Racial justice protests and counterprotests have also become local, personal issues in Wisconsin following the August police shooting of Jacob Blake in Kenosha.
Most conservatives we spoke with liked Trump's law and order message, but no one really said it was convincing them to vote for him. They pretty much already liked him.
Democrats, though, did say that they were motivated by the rights of Black people. Take for example, Greg Adams Sr., who lives in Milwaukee.
“I just turned 67 this week, and we're still talking about some of the same issues that I marched for when I was 12 years old," he said. "My dad used to take me to marches, and we're still talking about that. But we have a president who is divisive, who talks divisive and sends cues to people.”
Younger voters are also very motivated by social and racial justice, like Haji Camara of Milwaukee. He's part of Milwaukee Action Intersection, a new group in the city born out of this summer’s protests.

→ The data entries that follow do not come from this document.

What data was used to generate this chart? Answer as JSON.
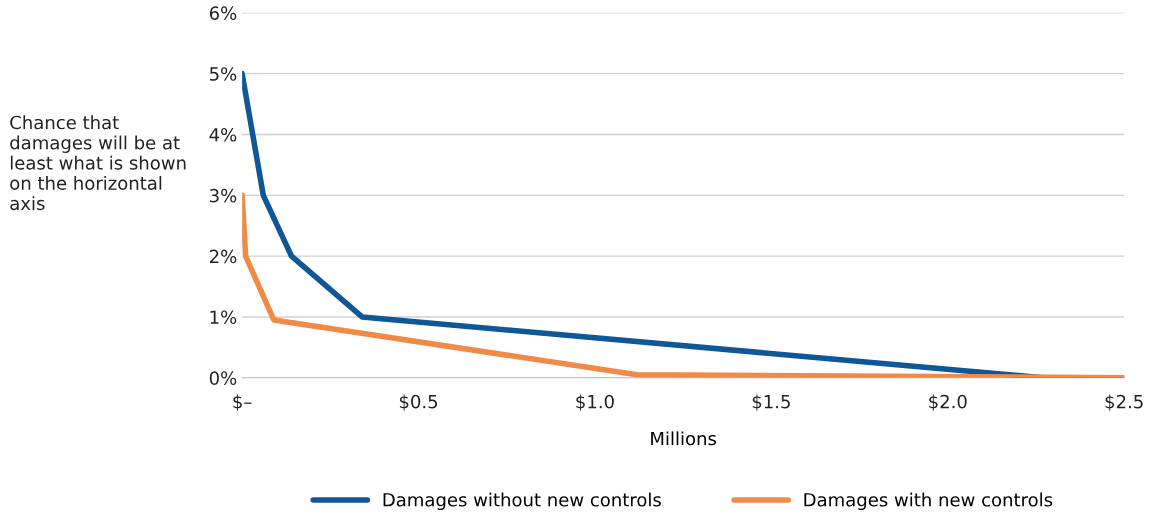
{
  "chart_data": {
    "type": "line",
    "xlabel": "Millions",
    "ylabel": "Chance that damages will be at least what is shown on the horizontal axis",
    "xlim": [
      0,
      2.5
    ],
    "xticks": [
      {
        "value": 0,
        "label": "$–"
      },
      {
        "value": 0.5,
        "label": "$0.5"
      },
      {
        "value": 1.0,
        "label": "$1.0"
      },
      {
        "value": 1.5,
        "label": "$1.5"
      },
      {
        "value": 2.0,
        "label": "$2.0"
      },
      {
        "value": 2.5,
        "label": "$2.5"
      }
    ],
    "ylim": [
      0,
      6
    ],
    "yticks": [
      {
        "value": 0,
        "label": "0%"
      },
      {
        "value": 1,
        "label": "1%"
      },
      {
        "value": 2,
        "label": "2%"
      },
      {
        "value": 3,
        "label": "3%"
      },
      {
        "value": 4,
        "label": "4%"
      },
      {
        "value": 5,
        "label": "5%"
      },
      {
        "value": 6,
        "label": "6%"
      }
    ],
    "grid": "y",
    "legend": "bottom",
    "marker": "none",
    "line_style": "solid",
    "series": [
      {
        "name": "Damages without new controls",
        "color": "#0f5797",
        "x": [
          0,
          0.03,
          0.06,
          0.14,
          0.34,
          2.27,
          2.5
        ],
        "values": [
          5,
          4,
          3,
          2,
          1,
          0,
          0
        ]
      },
      {
        "name": "Damages with new controls",
        "color": "#ef8a47",
        "x": [
          0,
          0.01,
          0.09,
          1.12,
          2.5
        ],
        "values": [
          3,
          2,
          0.95,
          0.05,
          0
        ]
      }
    ]
  }
}
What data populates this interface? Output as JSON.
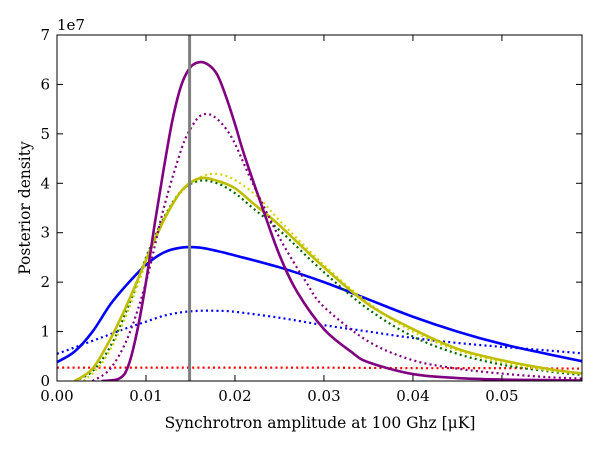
{
  "chart_data": {
    "type": "line",
    "title": "",
    "xlabel": "Synchrotron amplitude at 100 Ghz [μK]",
    "ylabel": "Posterior density",
    "y_offset_label": "1e7",
    "xlim": [
      0.0,
      0.059
    ],
    "ylim": [
      0,
      7
    ],
    "x_ticks": [
      0.0,
      0.01,
      0.02,
      0.03,
      0.04,
      0.05
    ],
    "x_tick_labels": [
      "0.00",
      "0.01",
      "0.02",
      "0.03",
      "0.04",
      "0.05"
    ],
    "y_ticks": [
      0,
      1,
      2,
      3,
      4,
      5,
      6,
      7
    ],
    "y_tick_labels": [
      "0",
      "1",
      "2",
      "3",
      "4",
      "5",
      "6",
      "7"
    ],
    "grid": false,
    "legend": "none",
    "vertical_line": {
      "x": 0.0149,
      "color": "#808080"
    },
    "series": [
      {
        "color": "#ff0000",
        "style": "dotted",
        "x": [
          0.0,
          0.01,
          0.02,
          0.03,
          0.04,
          0.05,
          0.059
        ],
        "y": [
          0.27,
          0.27,
          0.27,
          0.27,
          0.26,
          0.26,
          0.25
        ]
      },
      {
        "color": "#0000ff",
        "style": "dotted",
        "x": [
          0.0,
          0.002,
          0.005,
          0.008,
          0.01,
          0.012,
          0.014,
          0.016,
          0.018,
          0.02,
          0.025,
          0.03,
          0.035,
          0.04,
          0.045,
          0.05,
          0.055,
          0.059
        ],
        "y": [
          0.55,
          0.68,
          0.88,
          1.08,
          1.2,
          1.32,
          1.39,
          1.42,
          1.42,
          1.4,
          1.28,
          1.13,
          1.0,
          0.87,
          0.77,
          0.69,
          0.62,
          0.56
        ]
      },
      {
        "color": "#0000ff",
        "style": "solid",
        "x": [
          0.0,
          0.002,
          0.004,
          0.006,
          0.008,
          0.01,
          0.012,
          0.014,
          0.016,
          0.018,
          0.02,
          0.025,
          0.03,
          0.035,
          0.04,
          0.045,
          0.05,
          0.055,
          0.059
        ],
        "y": [
          0.38,
          0.6,
          1.0,
          1.55,
          1.98,
          2.35,
          2.6,
          2.7,
          2.7,
          2.63,
          2.54,
          2.3,
          2.0,
          1.65,
          1.3,
          1.0,
          0.75,
          0.55,
          0.4
        ]
      },
      {
        "color": "#006400",
        "style": "dotted",
        "x": [
          0.002,
          0.004,
          0.006,
          0.008,
          0.01,
          0.012,
          0.014,
          0.016,
          0.018,
          0.02,
          0.022,
          0.025,
          0.03,
          0.035,
          0.04,
          0.045,
          0.05,
          0.055,
          0.059
        ],
        "y": [
          0.0,
          0.2,
          0.7,
          1.5,
          2.5,
          3.3,
          3.85,
          4.05,
          4.0,
          3.8,
          3.5,
          3.05,
          2.2,
          1.45,
          0.9,
          0.55,
          0.33,
          0.2,
          0.12
        ]
      },
      {
        "color": "#d4d400",
        "style": "dotted",
        "x": [
          0.003,
          0.005,
          0.007,
          0.009,
          0.011,
          0.013,
          0.015,
          0.017,
          0.019,
          0.021,
          0.023,
          0.025,
          0.03,
          0.035,
          0.04,
          0.045,
          0.05,
          0.055,
          0.059
        ],
        "y": [
          0.0,
          0.35,
          1.0,
          1.9,
          2.9,
          3.6,
          4.0,
          4.18,
          4.15,
          3.95,
          3.65,
          3.25,
          2.35,
          1.58,
          1.0,
          0.62,
          0.38,
          0.22,
          0.15
        ]
      },
      {
        "color": "#bfbf00",
        "style": "solid",
        "x": [
          0.002,
          0.004,
          0.006,
          0.008,
          0.01,
          0.012,
          0.014,
          0.016,
          0.018,
          0.02,
          0.022,
          0.025,
          0.03,
          0.035,
          0.04,
          0.045,
          0.05,
          0.055,
          0.059
        ],
        "y": [
          0.0,
          0.25,
          0.85,
          1.6,
          2.45,
          3.25,
          3.85,
          4.1,
          4.05,
          3.9,
          3.6,
          3.15,
          2.3,
          1.55,
          1.05,
          0.65,
          0.42,
          0.25,
          0.15
        ]
      },
      {
        "color": "#800080",
        "style": "dotted",
        "x": [
          0.004,
          0.006,
          0.008,
          0.01,
          0.012,
          0.014,
          0.015,
          0.016,
          0.017,
          0.018,
          0.019,
          0.02,
          0.022,
          0.025,
          0.028,
          0.03,
          0.035,
          0.04,
          0.045,
          0.05,
          0.055,
          0.059
        ],
        "y": [
          0.0,
          0.25,
          0.9,
          2.0,
          3.5,
          4.7,
          5.1,
          5.35,
          5.4,
          5.3,
          5.1,
          4.8,
          4.0,
          2.9,
          2.0,
          1.5,
          0.8,
          0.42,
          0.25,
          0.15,
          0.08,
          0.05
        ]
      },
      {
        "color": "#800080",
        "style": "solid",
        "x": [
          0.005,
          0.007,
          0.008,
          0.009,
          0.01,
          0.011,
          0.012,
          0.013,
          0.014,
          0.015,
          0.016,
          0.017,
          0.018,
          0.019,
          0.02,
          0.021,
          0.023,
          0.025,
          0.027,
          0.03,
          0.033,
          0.035,
          0.04,
          0.045,
          0.05,
          0.055,
          0.059
        ],
        "y": [
          0.0,
          0.05,
          0.3,
          1.0,
          2.0,
          3.2,
          4.3,
          5.3,
          6.0,
          6.35,
          6.45,
          6.4,
          6.2,
          5.75,
          5.2,
          4.6,
          3.55,
          2.55,
          1.8,
          1.05,
          0.6,
          0.38,
          0.14,
          0.06,
          0.03,
          0.02,
          0.01
        ]
      }
    ]
  }
}
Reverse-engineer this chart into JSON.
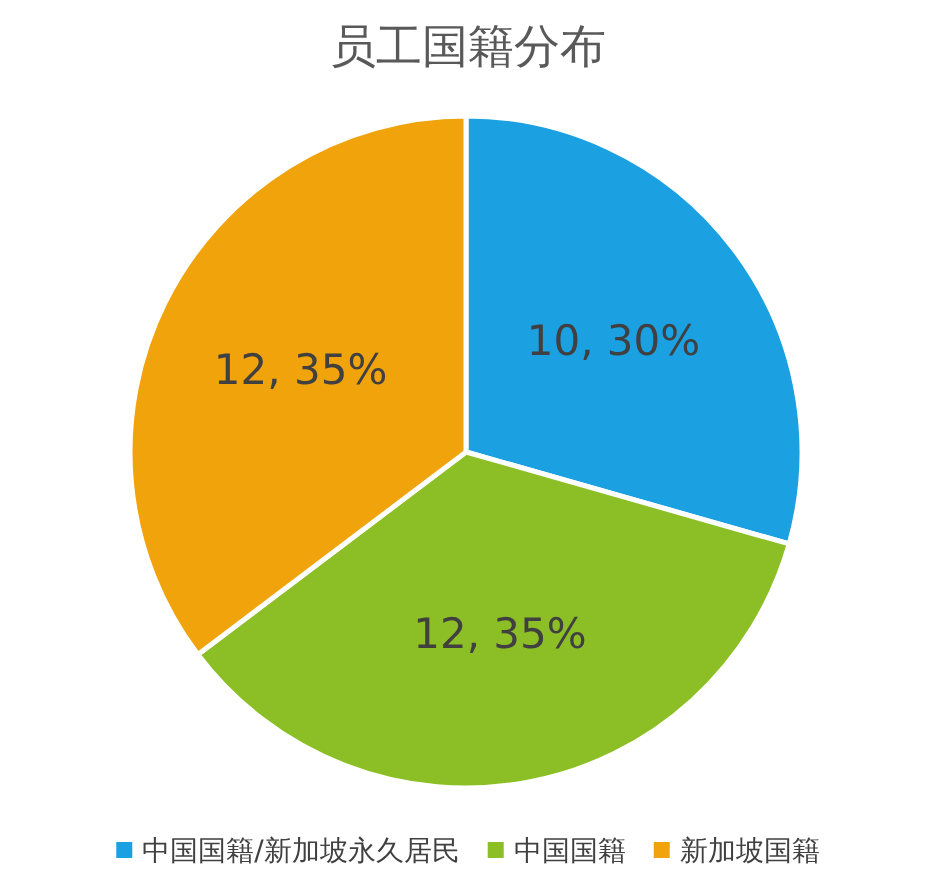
{
  "chart_data": {
    "type": "pie",
    "title": "员工国籍分布",
    "categories": [
      "中国国籍/新加坡永久居民",
      "中国国籍",
      "新加坡国籍"
    ],
    "values": [
      10,
      12,
      12
    ],
    "colors": [
      "#1ba1e2",
      "#8cbf26",
      "#f0a30a"
    ],
    "value_labels": [
      "10, 30%",
      "12, 35%",
      "12, 35%"
    ],
    "legend": "bottom"
  }
}
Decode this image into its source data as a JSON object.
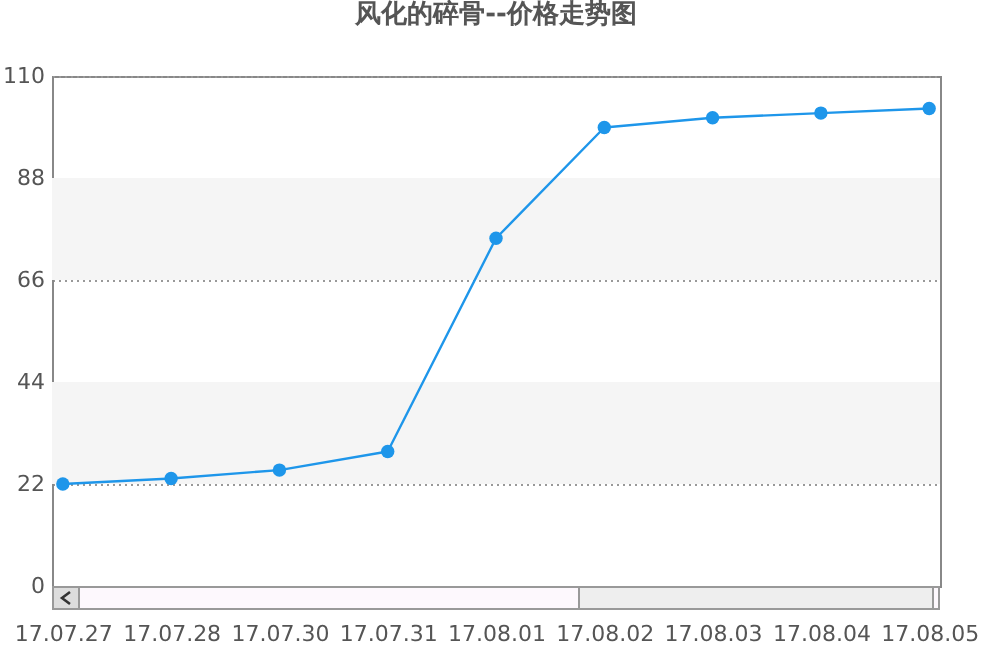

"I think our most political move has been a new initiative to figure out how we can make voting more compelling — to increase turnout, to increase registration," Camara said.
Bob Bergschultz lives outside rural Fredonia. He was selling maple syrup at the Port Washington farmers market. He’s voting for Biden.
“Because I think [Trump's] ruining our country. He’s too much of a dictatorship. He’s an ‘I, I man,’ our country’s in the worst shape it’s ever been," Bergschultz said.
Bergschultz, who is white, spent four years in the service and the Marine Corps. He said he doesn’t know why people think that because of their skin, they're better than others.
“I don't understand that. I never did,” he said.
Some voters said the economy is their biggest issue, and that’s why they support President Trump. Tom Huiras owns a machine shop in rural Random Lake. He’s voting for Trump in November.
“He cut our taxes for the business, which helped us immensely and we were the busiest we ever were. So, he's done a great job bringing stuff back from China and everything else,” Huiras said.
One voter, who gave his name as Chris, in Random Lake said he initially didn't want to vote for Trump in 2016 because of the way he talks. But then he saw Trump being “railroaded by everybody” and not doing a bad job. So, Trump won his vote.
“Especially recently with health care, like, making it more competitive to buy prescription drugs. I mean that that's going to be huge for people, especially people who can't afford it,” Chris said. “And that's just recently when I liked what he's done.”
While most people were strongly in one camp or the other, there are still a few undecided voters in Wisconsin.
Ashley Heun has multiple jobs, including a small business producing products for “people and their pets.” She’s pretty in the middle on politics and torn who to vote for.
“Democrats: I do like their platform on health care ideas. Republicans: I'm very pro-life and that's probably where I kind of lean that way often,” she says.
When it comes down to it, the biggest issues for Heun are economic: taxes and help for small businesses like hers. She's watching to see how things develop this month.